Sgarbi: “Non c’è nulla di più vicino a Dio di una Cupola”

Il critico in visita nella Basilica di Santa Maria di Campagna elogia l'opera del Pordenone

Lezione di Sgarbi in Santa Maria di Campagna
Sgarbi al suo arrivo in Basilica

Dimenticate lo showman della tv, Vittorio Sgarbi nella Basilica di Santa Maria di Campagna questa mattina ha tenuto una vera e propria lezione sul significato dell’arte toccando molti temi trasversalmente collegati, ma avendo come filo conduttore sempre il Pordenone, l’artista protagonista della Salita resa possibile da Banca di Piacenza (presente con il sempreverde Corrado Sforza Fogliani).

“Il nome del Pordenone sta diventando consueto – considera Sgarbi -, nonostante la sua opera sia pregevole, gli viene riconosciuto un merito tardivo a causa di una alfabetizzazione artistica molto fragile, se ne parla poco a scuola, a causa anche di una visione dell’arte un po’ idealistica”. Nel suo discorso poi entra in scena la Cupola, che considera come la “presenza stessa di Dio nella vita dell’uomo, in quanto è ciò che più gli si avvicina. In molte chiese non è presente questa vita celeste sopra di noi, colpa dell’architettura e segno del relativismo imperante. La cultura in passato era legata al Cristianesimo, non c’era alternativa, anche oggi quelli che non credono sentono comunque l’imperio di Dio, nulla è più vicino a Dio dell’arte, essa rende più bello il mondo, espressione dello spirito dell’uomo”.

Sgarbi ripercorre le tappe che hanno portato Pordenone a Piacenza, passando dalle influenze di Giorgione e Mantegna passando da Roma, dove entra in contatto con Raffaello e Michelangelo. “Pordenone si può considerare il primo manierista padano.

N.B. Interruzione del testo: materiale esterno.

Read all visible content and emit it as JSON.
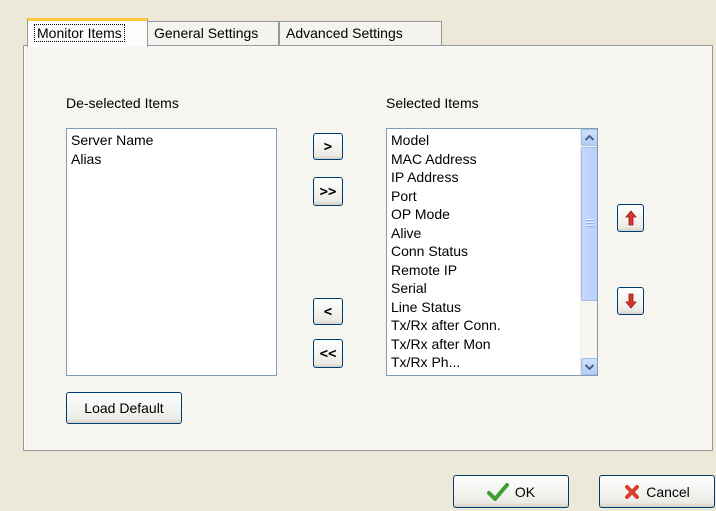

Egli segna come capitale della propria attività Piacenza, pur vedendo Venezia come miraggio e Roma come palestra per i propri studi pittorici”.

Uno sguardo poi viene posto sulla lingua italiana. “Sin da piccoli siamo abituati a leggere le poesie di Petrarca, di Boccaccio e altri perchè a scuola ci vengono insegnati. Ma in realtà nella vita di tutti i giorni a cosa servono? La poesia è la prova dello spirito che è dentro di noi. L’uomo tuttavia corrompe quella bellezza con le guerre, ma una parte di se è in grado di rendere più bello il mondo, di essere più vicini a Dio attraverso l’arte. Nessuno insegna Pordenone a scuola, eppure passano gli anni e quando si intravede la possibilità di creare turismo, conoscenza e ricerca, soprattutto nel dopoguerra, si recuperano questi artisti”.